Munculnya berbagai macam kesepakatan seperti Konvensi Perubahan Iklim (1994) dan Protokol Kyoto (1997) mengubah cara pandang pemerintah baik di tingkat regional hingga tingkat lokal terhadap isu pengelolaan lingkungan dan perubahan iklim. Pada tingkatan global, rezim tata kelola lingkungan tersebut dikenal dengan istilah Global Enviromental Government atau Climate Change Government. Sementara itu, perubahan tata kelola lingkungan itu ternyata secara tidak langsung turut mengubah pola pembangunan terutama bidang industri di dunia sejak Revolusi Industri terjadi. Maka tidak heran bahwa saat ini isu perubahan iklim dan tata kelola lingkungan menjadi isu ‘seksi’ baik bagi aktor negara maupun lembaga lain (NGO) yang bergerak dalam bidang lingkungan.

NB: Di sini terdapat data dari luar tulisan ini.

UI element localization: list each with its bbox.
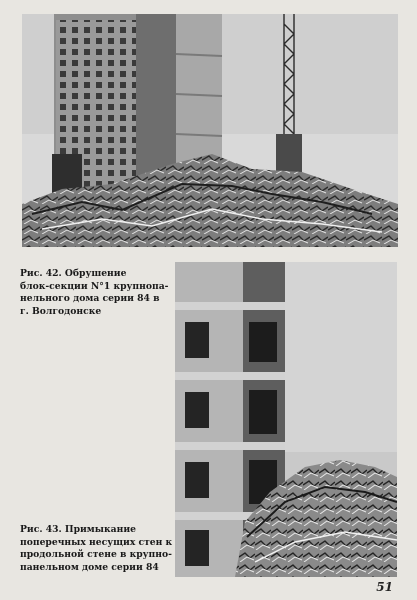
caption-line: нельного дома серии 84 в [20,293,160,304]
figure-43-photo [175,262,397,577]
caption-line: поперечных несущих стен к [20,536,173,548]
caption-line: Рис. 42. Обрушение [20,268,127,279]
collapsed-building-image [22,14,398,247]
figure-43-caption [20,524,173,574]
wall-junction-image [175,262,397,577]
caption-line: продольной стене в крупно- [20,549,172,560]
caption-line: панельном доме серии 84 [20,561,159,573]
figure-42-photo [22,14,398,247]
figure-42-caption [20,268,168,318]
caption-line: г. Волгодонске [20,305,102,317]
caption-line: блок-секции N°1 крупнопа- [20,280,169,292]
page-number: 51 [376,580,393,594]
caption-line: Рис. 43. Примыкание [20,524,136,535]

Pernyataan itu muncul dalam Kuliah Umum yang bertajuk Tata Kelola Lingkungan Global dan REDD+ : Sebuah Pandangan Kritis pada Senin (7/9) pagi. Acara Kuliah Umum tersebut menghadirkan Dr. Abidah Billah Setyowati yang saat ini menjadi Visiting Research Associate Enviromental Change Institute di Oxford University sebagai pemateri. Acara yang diselenggarakan di Ruang Semintar Timur Lt. 2 Fisipol ini merupakan seri kuliah pembuka guna menyambut mahasiswa baru Program Pascasarjana Ilmu Hubungan Internasional 2015/2016.
Dalam kuliahnya, Dr. Abidah Billah mengatakan bahwa isu mengenai tata kelola lingkungan menjadi penting lantaran pengelolaanya selalu menekankan pada keterkaitan antar berbagai aktor. Pun demikian, beberapa kesepakatan bersama yang sudah dibentuk menjadi landasan utama dalam penanggulangan mengenai masalah lingkungan dan perubahan iklim. Di samping itu, komitmen bersama dalam menanggulangi isu lingkungan dan perubahan iklim tersebut ternyata sangat berpengaruh terhadap persoalan pembangunan (industri) di semua negara.
Selanjutnya, selain menyingung pentingnya mempelajari isu tersebut, Dr. Abidah Billah juga menyinggung mengenai program REDD+ di Indonesia. Menurut beliau, meski REDD+ merupakan bagian dari program tata kelola lingkungan global, di Indonesia program tersebut masih menuai beberapa masalah.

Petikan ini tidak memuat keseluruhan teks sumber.